In fact, Centcom was very eager for the operation. Most press leaks made it sound like our main targets were a trio of Al Qaeda senior operatives responsible for bombing American embassies in Kenya and Tanzania a decade ago. But the real story is one of pure opportunism, according to a knowledgeable source within the headquarters: "There were three thousand foreign fighters in there. Honestly, nobody had any idea just how many there really were. But we wanted to get them all."

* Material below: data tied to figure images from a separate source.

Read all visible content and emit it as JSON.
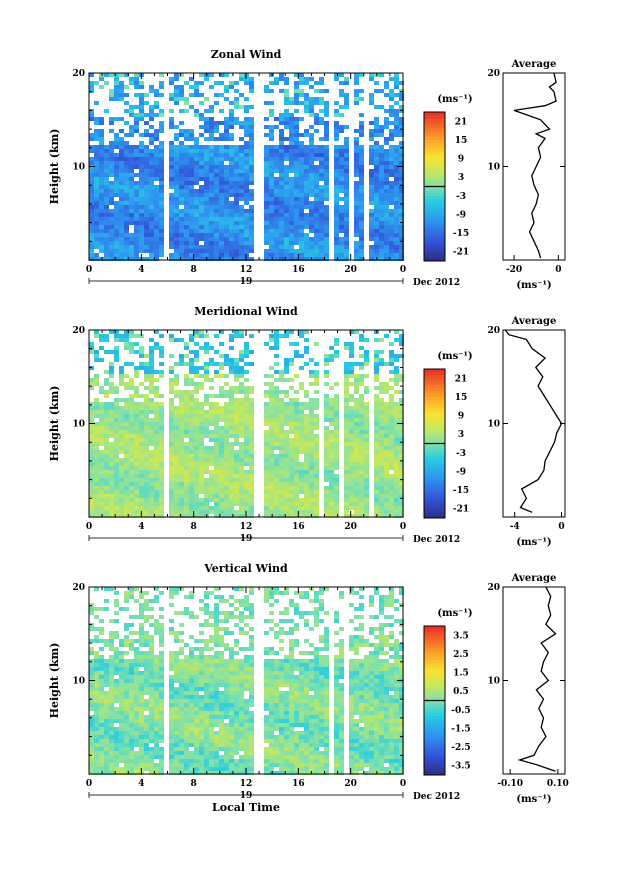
{
  "chart_data": [
    {
      "type": "heatmap",
      "title": "Zonal Wind",
      "ylabel": "Height (km)",
      "unit_label": "(ms⁻¹)",
      "x_ticks": [
        "0",
        "4",
        "8",
        "12",
        "16",
        "20",
        "0"
      ],
      "x_range": [
        0,
        24
      ],
      "y_ticks": [
        "20",
        "10"
      ],
      "y_range": [
        0,
        20
      ],
      "date_label": "19",
      "month_label": "Dec 2012",
      "colorbar": {
        "ticks": [
          "21",
          "15",
          "9",
          "3",
          "-3",
          "-9",
          "-15",
          "-21"
        ],
        "range": [
          -24,
          24
        ]
      },
      "base_value": -12,
      "base_spread": 7,
      "upper_values": [
        -6,
        -3,
        -10
      ],
      "gaps_hours": [
        [
          5.8,
          6.3
        ],
        [
          12.8,
          13.3
        ],
        [
          18.3,
          18.8
        ],
        [
          19.9,
          20.4
        ],
        [
          21.0,
          21.5
        ]
      ],
      "average": {
        "title": "Average",
        "xlabel": "(ms⁻¹)",
        "x_ticks": [
          "-20",
          "0"
        ],
        "x_range": [
          -25,
          3
        ],
        "y_ticks": [
          "20",
          "10"
        ],
        "profile": [
          [
            0.2,
            -8
          ],
          [
            1,
            -9
          ],
          [
            2,
            -11
          ],
          [
            3,
            -13
          ],
          [
            4,
            -11
          ],
          [
            5,
            -12
          ],
          [
            6,
            -10
          ],
          [
            7,
            -9
          ],
          [
            8,
            -11
          ],
          [
            9,
            -12
          ],
          [
            10,
            -10
          ],
          [
            11,
            -8
          ],
          [
            12,
            -9
          ],
          [
            13,
            -6
          ],
          [
            13.5,
            -10
          ],
          [
            14,
            -4
          ],
          [
            15,
            -8
          ],
          [
            16,
            -20
          ],
          [
            16.5,
            -6
          ],
          [
            17,
            -1
          ],
          [
            18,
            -2
          ],
          [
            18.5,
            -4
          ],
          [
            19,
            -1
          ],
          [
            20,
            -2
          ]
        ]
      }
    },
    {
      "type": "heatmap",
      "title": "Meridional Wind",
      "ylabel": "Height (km)",
      "unit_label": "(ms⁻¹)",
      "x_ticks": [
        "0",
        "4",
        "8",
        "12",
        "16",
        "20",
        "0"
      ],
      "x_range": [
        0,
        24
      ],
      "y_ticks": [
        "20",
        "10"
      ],
      "y_range": [
        0,
        20
      ],
      "date_label": "19",
      "month_label": "Dec 2012",
      "colorbar": {
        "ticks": [
          "21",
          "15",
          "9",
          "3",
          "-3",
          "-9",
          "-15",
          "-21"
        ],
        "range": [
          -24,
          24
        ]
      },
      "base_value": 2,
      "base_spread": 5,
      "upper_values": [
        -4,
        0,
        -6
      ],
      "gaps_hours": [
        [
          5.8,
          6.3
        ],
        [
          12.8,
          13.3
        ],
        [
          17.7,
          18.1
        ],
        [
          19.2,
          19.6
        ],
        [
          21.3,
          21.7
        ]
      ],
      "average": {
        "title": "Average",
        "xlabel": "(ms⁻¹)",
        "x_ticks": [
          "-4",
          "0"
        ],
        "x_range": [
          -5,
          0.3
        ],
        "y_ticks": [
          "20",
          "10"
        ],
        "profile": [
          [
            0.5,
            -2.5
          ],
          [
            1,
            -3.5
          ],
          [
            2,
            -3
          ],
          [
            3,
            -3.4
          ],
          [
            4,
            -2
          ],
          [
            5,
            -1.5
          ],
          [
            6,
            -1.4
          ],
          [
            7,
            -1
          ],
          [
            8,
            -0.6
          ],
          [
            9,
            -0.4
          ],
          [
            10,
            0
          ],
          [
            11,
            -0.5
          ],
          [
            12,
            -1
          ],
          [
            13,
            -1.5
          ],
          [
            14,
            -2
          ],
          [
            15,
            -1.6
          ],
          [
            16,
            -2.2
          ],
          [
            17,
            -1.4
          ],
          [
            18,
            -2.5
          ],
          [
            19,
            -3
          ],
          [
            19.5,
            -4.5
          ],
          [
            20,
            -4.8
          ]
        ]
      }
    },
    {
      "type": "heatmap",
      "title": "Vertical Wind",
      "ylabel": "Height (km)",
      "xlabel": "Local Time",
      "unit_label": "(ms⁻¹)",
      "x_ticks": [
        "0",
        "4",
        "8",
        "12",
        "16",
        "20",
        "0"
      ],
      "x_range": [
        0,
        24
      ],
      "y_ticks": [
        "20",
        "10"
      ],
      "y_range": [
        0,
        20
      ],
      "date_label": "19",
      "month_label": "Dec 2012",
      "colorbar": {
        "ticks": [
          "3.5",
          "2.5",
          "1.5",
          "0.5",
          "-0.5",
          "-1.5",
          "-2.5",
          "-3.5"
        ],
        "range": [
          -4,
          4
        ]
      },
      "base_value": 0,
      "base_spread": 0.9,
      "upper_values": [
        0,
        0.1,
        -0.1
      ],
      "gaps_hours": [
        [
          5.8,
          6.3
        ],
        [
          12.8,
          13.3
        ],
        [
          18.3,
          18.8
        ],
        [
          19.5,
          20.0
        ]
      ],
      "average": {
        "title": "Average",
        "xlabel": "(ms⁻¹)",
        "x_ticks": [
          "-0.10",
          "0.10"
        ],
        "x_range": [
          -0.13,
          0.13
        ],
        "y_ticks": [
          "20",
          "10"
        ],
        "profile": [
          [
            0.3,
            0.09
          ],
          [
            1,
            0.01
          ],
          [
            1.5,
            -0.06
          ],
          [
            2,
            0.0
          ],
          [
            3,
            0.02
          ],
          [
            4,
            0.05
          ],
          [
            5,
            0.03
          ],
          [
            6,
            0.04
          ],
          [
            7,
            0.02
          ],
          [
            8,
            0.04
          ],
          [
            9,
            0.01
          ],
          [
            10,
            0.06
          ],
          [
            11,
            0.03
          ],
          [
            12,
            0.04
          ],
          [
            13,
            0.06
          ],
          [
            14,
            0.03
          ],
          [
            15,
            0.09
          ],
          [
            16,
            0.05
          ],
          [
            17,
            0.07
          ],
          [
            18,
            0.06
          ],
          [
            19,
            0.07
          ],
          [
            20,
            0.05
          ]
        ]
      }
    }
  ]
}
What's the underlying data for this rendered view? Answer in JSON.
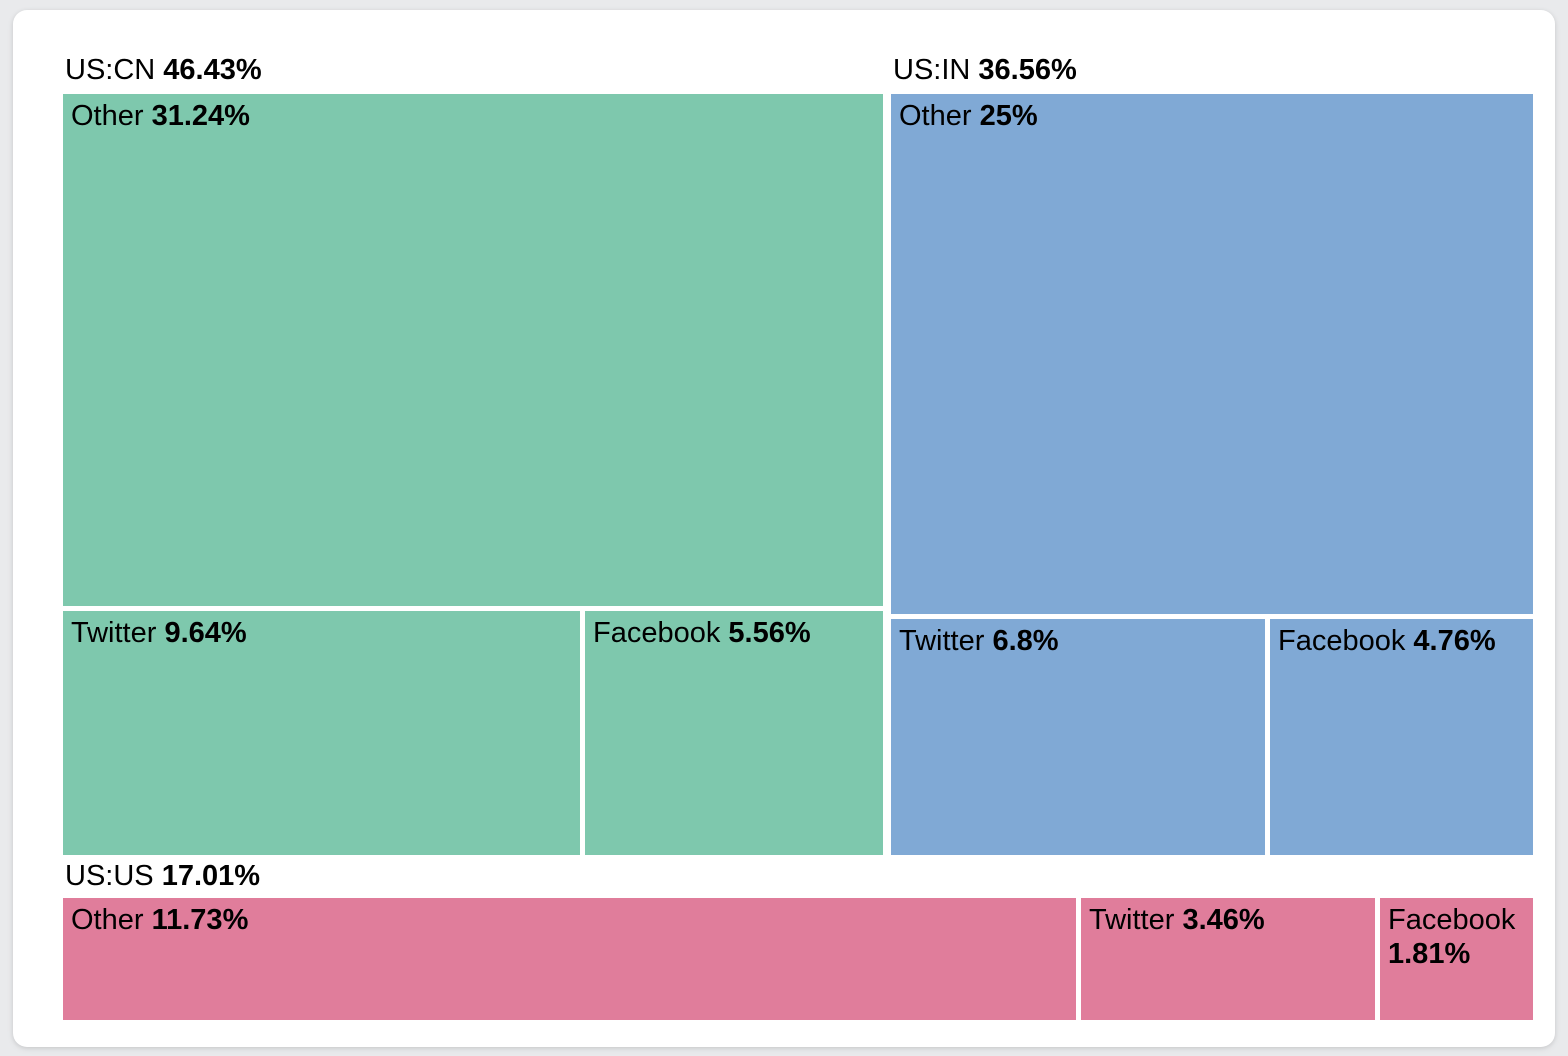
{
  "page": {
    "background_color": "#e9eaec",
    "card_background_color": "#ffffff"
  },
  "chart_data": {
    "type": "treemap",
    "legend": "none",
    "groups": [
      {
        "label": "US:CN",
        "value": 46.43,
        "value_display": "46.43%",
        "color": "#7ec8ad",
        "children": [
          {
            "label": "Other",
            "value": 31.24,
            "value_display": "31.24%"
          },
          {
            "label": "Twitter",
            "value": 9.64,
            "value_display": "9.64%"
          },
          {
            "label": "Facebook",
            "value": 5.56,
            "value_display": "5.56%"
          }
        ]
      },
      {
        "label": "US:IN",
        "value": 36.56,
        "value_display": "36.56%",
        "color": "#80a9d5",
        "children": [
          {
            "label": "Other",
            "value": 25,
            "value_display": "25%"
          },
          {
            "label": "Twitter",
            "value": 6.8,
            "value_display": "6.8%"
          },
          {
            "label": "Facebook",
            "value": 4.76,
            "value_display": "4.76%"
          }
        ]
      },
      {
        "label": "US:US",
        "value": 17.01,
        "value_display": "17.01%",
        "color": "#e07d9b",
        "children": [
          {
            "label": "Other",
            "value": 11.73,
            "value_display": "11.73%"
          },
          {
            "label": "Twitter",
            "value": 3.46,
            "value_display": "3.46%"
          },
          {
            "label": "Facebook",
            "value": 1.81,
            "value_display": "1.81%"
          }
        ]
      }
    ]
  }
}
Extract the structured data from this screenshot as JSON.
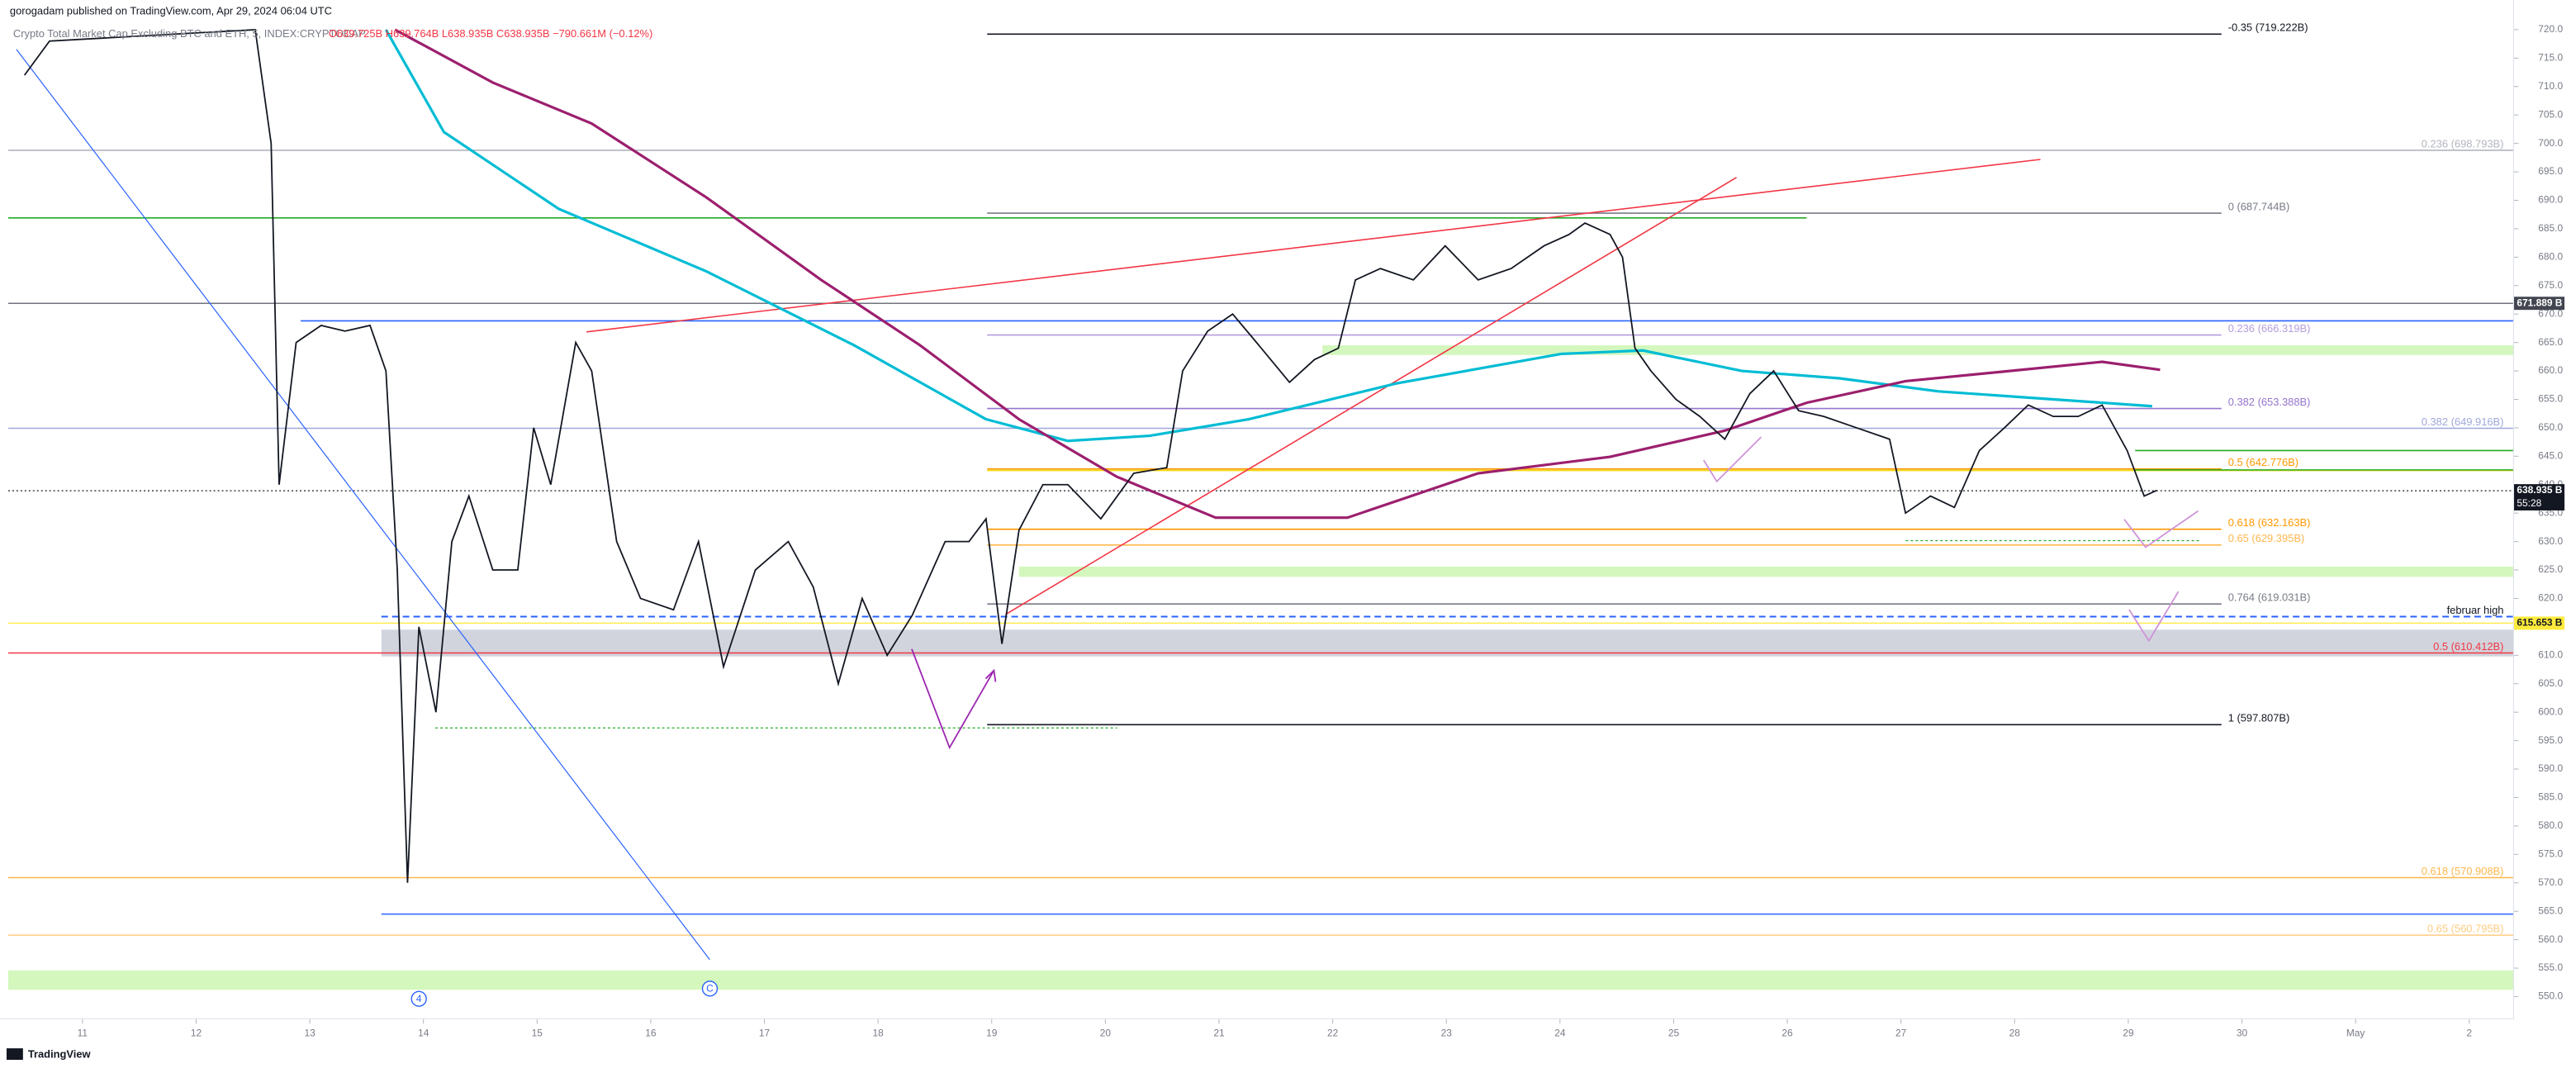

When the invading Ethiopians quickly enjoyed unexpected success, Centcom's plan became elegantly simple: Let the blitzkrieging Ethiopian army drive the CIC, along with its foreign fighters and Al Qaeda operatives, south out of Mogadishu and toward the Kenyan border, where Kenyan troops would help trap them on the coast. "We begged the Kenyans to get to the border as fast as possible," the Centcom source says, "because the targets were so confused, they were running around like chickens with their heads cut off."
"We could have solved all of East Africa in less than eight weeks," says the Centcom source, who was involved in the planning. Central Command was extremely wary of being portrayed in the media as Ethiopia's puppet master. In fact, its senior leaders wanted to keep America's participation entirely secret. The goal was for Ethiopia to get all the credit, further bolstering America's controversial but burgeoning military ties with Meles Zenawi's increasingly authoritarian regime. Proud Kenya, still visibly nervous from the 1998 embassy bombing, would have been happy with a very quiet thank-you.
It was a good plan. And it was leaked to the press almost as soon as it started.
Those involved in the Central Command operation suspected two sources: 1) somebody in the Office of the Secretary of Defense who couldn't wait to trumpet their success to bitter personal rivals in the State Department, or 2) a dime dropper from our embassy in Kenya who simply couldn't stand the notion that the Pentagon had once again suckered State into a secret war.
He tells the story of a primary school deep in the Muslim village of Bargoni where all the girls would drop out once they hit puberty. In Africa, the impulse would be to think: AIDS, birth control, clerics bearing down. But it was something far more prosaic. When I had first arrived inside the wire at Camp Lemonier, I'd seen a portable toilet labeled "Muslim female." The girls at the school were forced to quit at puberty because strict Islamic practice says that males and females can't share the same bathroom once girls come of age. McKnight and his crew offered a simple fix: HOA would build the school a bathroom just for girls.
The impact was immediate. For the first time, girls stayed in school, parents were happy, mullahs were satisfied, local leaders immensely gratified. Word got around: "The Americans did this!" McKnight's eyes well up as he remembers.
Kinetics is what the military does. Iraq is a quagmire because kinetics is all we planned for. But in this new time, on this continent, the military also builds latrines for girls. That simple act might someday keep trigger pullers out of this village.
"I don't need to go back to Florida and my inner-city school," McKnight says. "I've got it all here. It feels just like home."